President’s supporters appear unconcerned as two factions continue boycott in support of a referendum to oust him.
By Mariam Levina

As Armenia’s parliament opened for business on February 7, the opposition declared an extension of its now year-long boycott.

The two opposition factions, Justice and National Unity, first announced a walk-out in February last year after the National Assembly turned down a proposed change to the law that would have allowed a nationwide referendum to be held on Robert Kocharian’s presidency.

Using a confidence referendum as a tool to oust the president has long been a goal of the opposition alliance, which controls just 24 of the 131 parliamentary seats. The opposition claims that Kocharian won the 2003 presidential election, and his supporters swept the board in a parliamentary poll the same year, only by fixing the results.

Viktor Dallakian, a member of the Justice group, told IWPR that the opposition would not back down since the Armenian supreme court ruling had ruled in favour of a referendum.

“Given that parliament was elected through rigging, our participation can have no real meaning,” he said. “But if people think they can exploit us as a mere decoration, to show that the Armenian parliament has an opposition, then they will not succeed.”

“There can be no talk of ending the boycott as long as the reasons for it are not removed,” said Stepan Demirchian, a leading opposition figure who heads Justice.

“To this day, those who falsified the presidential and parliamentary elections have not been punished. Neither have those who beat peaceful demonstrators in April last year. This clearly shows that it is the authorities who stand behind all the lawlessness.”

Demirchian said that his allies would still take part in vital debates, as they did when parliament was voting on whether to send a small contingent of troops to Iraq.

The opposition is prepared to debate matters such as constitutional issues, but more than 40 other bills, some of them authored by the opposition itself, may end up being ignored.

The pro-government speaker of parliament, Artur Bagdasarian, remained optimistic, calling 2005 a year of “parliamentary accord”.

But disagreement has already arisen even in those areas which all parties are in principle happy to debate.

Just before the spring session opened, Justice and National Unity made it clear they were prepared to debate a proposed set of constitutional reforms, but said they wanted to see changes to national and local government and the court system placed top of the agenda.

The ruling coalition saw this proviso as an ultimatum. “We don’t need any favours from them,” said Republican faction leader Galust Saakyan. “Constitutional reform is of national importance.
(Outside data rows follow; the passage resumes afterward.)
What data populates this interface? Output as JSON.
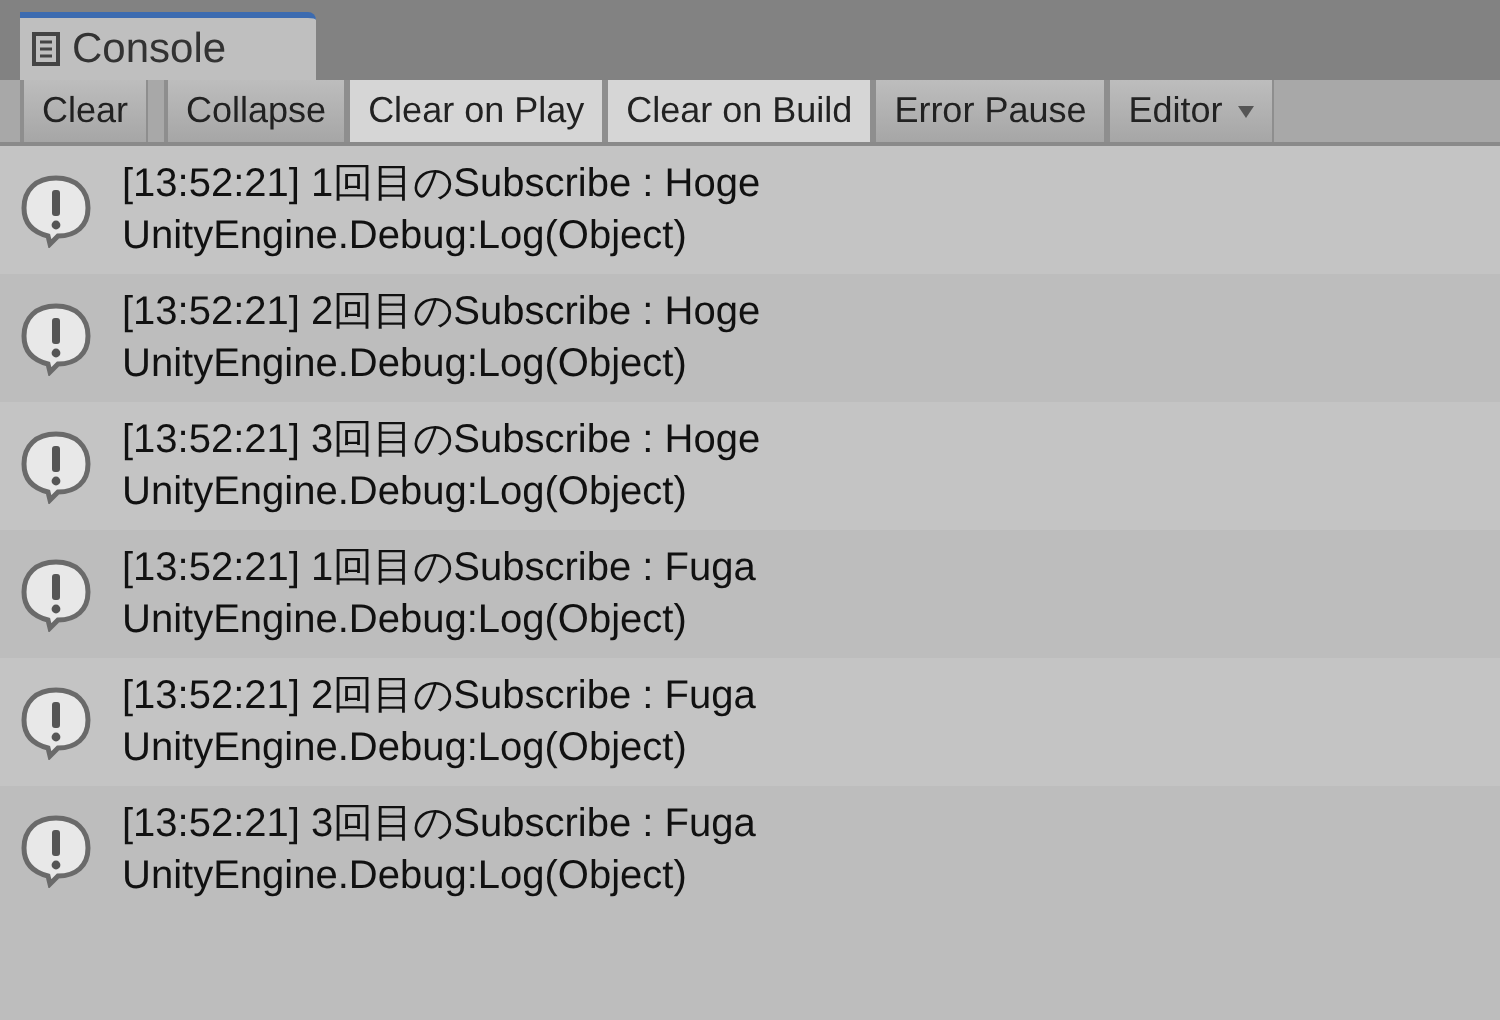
{
  "tab": {
    "title": "Console"
  },
  "toolbar": [
    {
      "label": "Clear",
      "kind": "button",
      "selected": false
    },
    {
      "label": "Collapse",
      "kind": "button",
      "selected": false
    },
    {
      "label": "Clear on Play",
      "kind": "button",
      "selected": true
    },
    {
      "label": "Clear on Build",
      "kind": "button",
      "selected": true
    },
    {
      "label": "Error Pause",
      "kind": "button",
      "selected": false
    },
    {
      "label": "Editor",
      "kind": "dropdown",
      "selected": false
    }
  ],
  "log": [
    {
      "message": "[13:52:21] 1回目のSubscribe : Hoge",
      "trace": "UnityEngine.Debug:Log(Object)"
    },
    {
      "message": "[13:52:21] 2回目のSubscribe : Hoge",
      "trace": "UnityEngine.Debug:Log(Object)"
    },
    {
      "message": "[13:52:21] 3回目のSubscribe : Hoge",
      "trace": "UnityEngine.Debug:Log(Object)"
    },
    {
      "message": "[13:52:21] 1回目のSubscribe : Fuga",
      "trace": "UnityEngine.Debug:Log(Object)"
    },
    {
      "message": "[13:52:21] 2回目のSubscribe : Fuga",
      "trace": "UnityEngine.Debug:Log(Object)"
    },
    {
      "message": "[13:52:21] 3回目のSubscribe : Fuga",
      "trace": "UnityEngine.Debug:Log(Object)"
    }
  ]
}
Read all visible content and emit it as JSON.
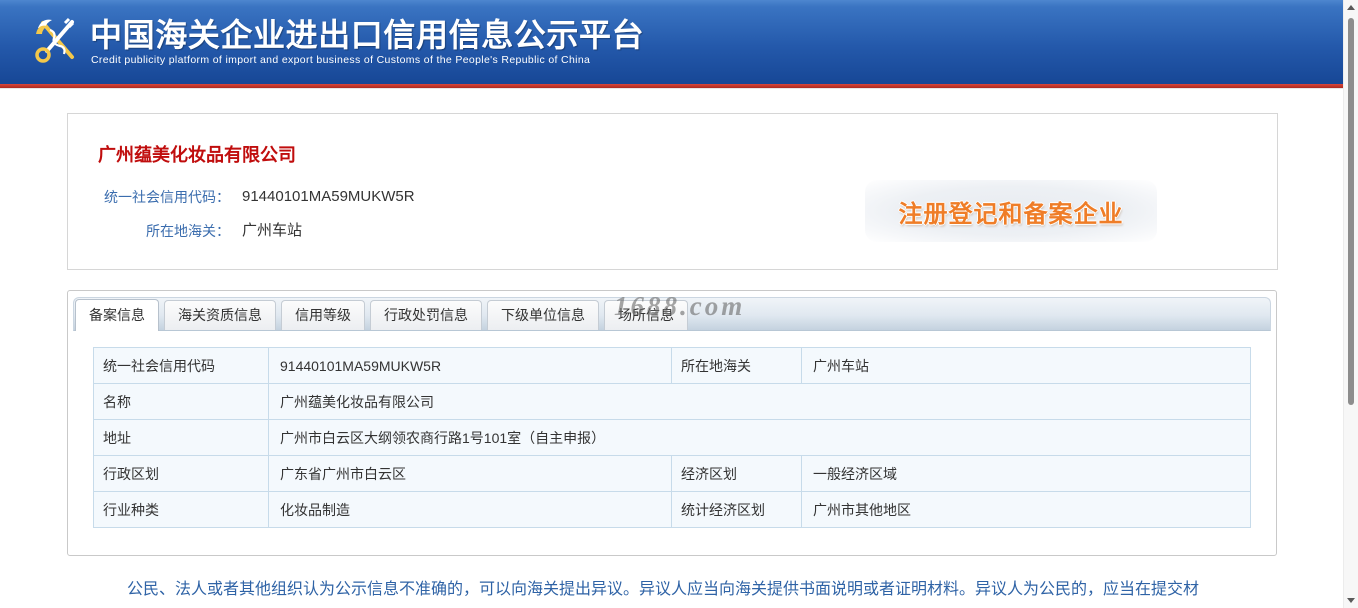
{
  "header": {
    "title": "中国海关企业进出口信用信息公示平台",
    "subtitle": "Credit publicity platform of import and export business of Customs of the People's Republic of China"
  },
  "company": {
    "name": "广州蕴美化妆品有限公司",
    "credit_code_label": "统一社会信用代码：",
    "credit_code": "91440101MA59MUKW5R",
    "customs_label": "所在地海关：",
    "customs": "广州车站",
    "badge": "注册登记和备案企业"
  },
  "tabs": [
    {
      "label": "备案信息",
      "active": true
    },
    {
      "label": "海关资质信息",
      "active": false
    },
    {
      "label": "信用等级",
      "active": false
    },
    {
      "label": "行政处罚信息",
      "active": false
    },
    {
      "label": "下级单位信息",
      "active": false
    },
    {
      "label": "场所信息",
      "active": false
    }
  ],
  "watermark": "1688.com",
  "record_table": {
    "rows": [
      {
        "label": "统一社会信用代码",
        "value": "91440101MA59MUKW5R",
        "label2": "所在地海关",
        "value2": "广州车站"
      },
      {
        "label": "名称",
        "value": "广州蕴美化妆品有限公司"
      },
      {
        "label": "地址",
        "value": "广州市白云区大纲领农商行路1号101室（自主申报）"
      },
      {
        "label": "行政区划",
        "value": "广东省广州市白云区",
        "label2": "经济区划",
        "value2": "一般经济区域"
      },
      {
        "label": "行业种类",
        "value": "化妆品制造",
        "label2": "统计经济区划",
        "value2": "广州市其他地区"
      }
    ]
  },
  "notice": "公民、法人或者其他组织认为公示信息不准确的，可以向海关提出异议。异议人应当向海关提供书面说明或者证明材料。异议人为公民的，应当在提交材",
  "icons": {
    "emblem": "customs-emblem-icon",
    "scroll_up": "scroll-up-arrow-icon",
    "scroll_down": "scroll-down-arrow-icon"
  },
  "colors": {
    "header_blue": "#2459ab",
    "header_line": "#c4372c",
    "company_name": "#c00d0d",
    "label_blue": "#3b6dae",
    "badge_orange": "#ef7d27",
    "notice_blue": "#2f63a6",
    "cell_bg": "#f4f9fd",
    "cell_border": "#c7dbea"
  }
}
The opposition must make up its own mind whether or not to take part.”

Demirchian defended the opposition’s stand, insisting there was no ultimatum.

He described the ruling coalition’s current plans for constitutional reform as worse than a package of proposals that was rejected in a 2003 referendum.

The parliamentary opposition shows no sign of letting up on its boycott of day-to-day legislative business.

But according to political analyst Aleksandr Iskandarian, head of the Caucasus Media Institute, the current opposition is so weak that “a fundamentally new movement must be established”.

Talks are now under way on a new opposition bloc that would bring together Armenia’s first post-Soviet foreign minister, Raffi Ovanesian, former premier Aram Sarkisian, and Ovannes Ovanesian, chairman of the Liberal Progressive party. Ovanesian says the idea is to create a pro-Western coalition.

For the established opposition, Demirchian says talk of new alliances is just hot air, and he denied that his colleagues are in disarray, saying, “the bloc has been and is functioning, and it is in a position to accomplish the tasks facing it”.

Aram Karapetian, leader of the New Times party, believes Armenia has neither an opposition nor a true ruling coalition, “There is a president who more or less carries out his obligations, and there are the people who live far away.

“Between them there’s a vacuum which so far no one has been able to fill - not the government and not the parliament.”

If Karapetian is right in suggesting the established political groupings – pro- and anti-president alike - are unresponsive to their electorate, few observers are predicting that this could lead to a popular uprising resulting in regime change of the kind seen in Georgia and more recently Ukraine.

“There is no revolutionary situation in Armenia and it is senseless to talk about it,” Mger Shakgeldian, the deputy chairman of the pro-government Country of Law (Orinats Erkir) party, told IWPR.

The leader of the pro-government faction Dashnaktsutyun, Levon Mkrtchian, said there could be “no velvet revolution in Armenia, because there aren’t the conditions for it”.

Mariam Levina is a journalist at the independent Arminfo agency.